📜 ⬆️ ⬇️

MyDataSpace - data publishing service


I think many have heard about the benefits of open data. Here and there, open data saves the budget, helps businesses and much more. Nevertheless, the quality of public data still leaves much to be desired. This greatly hinders progress in this direction.


It is obvious that it does not make sense to wait when the state bodies start publishing data in a ready-to-use form. In addition, open data is not limited to government data.


Therefore, I present to your attention the project MyDataSpace , which is designed to make open data more accessible to everyone.


MyDataSpace is a data publishing service. Anyone can publish data for free (under a free or own license) and anyone can access it via a web interface or API.


The task of the service is to provide reliable data storage and fast (close to real time) access to it from anywhere in the world via an API. MyDataSpace can be compared with Google or Yandex geo-services. Only Google and Yandex collect data themselves, and on our service users do it. We only provide reliable access to them.


Here are the main features of the service:



Now more on some points.


Data import


The web interface for import is based on OpenRefine . It is a tool for cleaning data sets and for performing complex data operations. He has his own language GREL, similar to Exel and OpenOffice.



OpenRefine is difficult to master, but it has open source code and unlimited possibilities for processing data of different formats - JSON, JSONL, XML. Also from allows you to import data from ODT, XLS, XLSX and even from Google Docs.

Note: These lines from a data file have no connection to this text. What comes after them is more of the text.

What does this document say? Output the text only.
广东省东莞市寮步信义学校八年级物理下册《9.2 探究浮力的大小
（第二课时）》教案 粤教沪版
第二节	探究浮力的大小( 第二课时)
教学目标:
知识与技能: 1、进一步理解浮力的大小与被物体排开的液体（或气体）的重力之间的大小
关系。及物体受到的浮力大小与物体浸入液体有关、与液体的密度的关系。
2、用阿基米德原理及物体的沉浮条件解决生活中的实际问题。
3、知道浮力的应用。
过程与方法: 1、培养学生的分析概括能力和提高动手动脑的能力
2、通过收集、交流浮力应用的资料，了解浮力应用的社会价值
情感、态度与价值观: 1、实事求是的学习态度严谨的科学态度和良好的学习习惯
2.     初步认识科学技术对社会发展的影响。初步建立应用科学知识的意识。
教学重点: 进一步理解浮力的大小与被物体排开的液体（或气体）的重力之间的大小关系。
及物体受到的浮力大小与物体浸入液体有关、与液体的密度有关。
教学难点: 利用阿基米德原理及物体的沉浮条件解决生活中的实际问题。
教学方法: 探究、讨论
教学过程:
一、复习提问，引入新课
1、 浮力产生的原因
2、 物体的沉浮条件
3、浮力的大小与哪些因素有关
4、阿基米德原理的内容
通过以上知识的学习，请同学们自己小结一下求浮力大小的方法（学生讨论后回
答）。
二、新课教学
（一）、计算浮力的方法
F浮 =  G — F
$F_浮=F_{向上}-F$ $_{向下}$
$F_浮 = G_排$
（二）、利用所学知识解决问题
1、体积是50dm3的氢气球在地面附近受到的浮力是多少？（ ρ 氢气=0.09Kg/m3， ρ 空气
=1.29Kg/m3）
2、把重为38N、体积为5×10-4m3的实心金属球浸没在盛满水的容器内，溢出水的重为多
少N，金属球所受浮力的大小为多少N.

Among the shortcomings it can be noted that OpenRefine loads all data into memory at a time and this limits the size of the file imported through it. But for importing large files (> 500mb) there is an API.


Tree data structure


Unlike analogues such as data.word or Firebase , data is stored in a tree view. Each data element can be accessed in an absolute way, like a file in the file system. For example, you can find out the value of Bitcoin on the WEX exchange on March 5, 2018 at 14:45 (UTC):


 https://api.mydataspace.net/v1/entities?root=exchange_rates&path=btc_usd/wex/2018-03-05_14-45 

All additional services are part of this tree. Thanks to this, we have a single API for reading / changing data, adding tasks, uploading files and creating visualizations.


API


MyDataSpace is not just a data warehouse. It can be used as a backend for a site or a mobile application. The API is designed to give the user maximum opportunity for working with data:



Data is stored in multiple MySQL shards and indexed in ElasticSearch. As Elastic is used only as an index, we can easily migrate to new versions, change mappings without fear of losing data and without stopping the service.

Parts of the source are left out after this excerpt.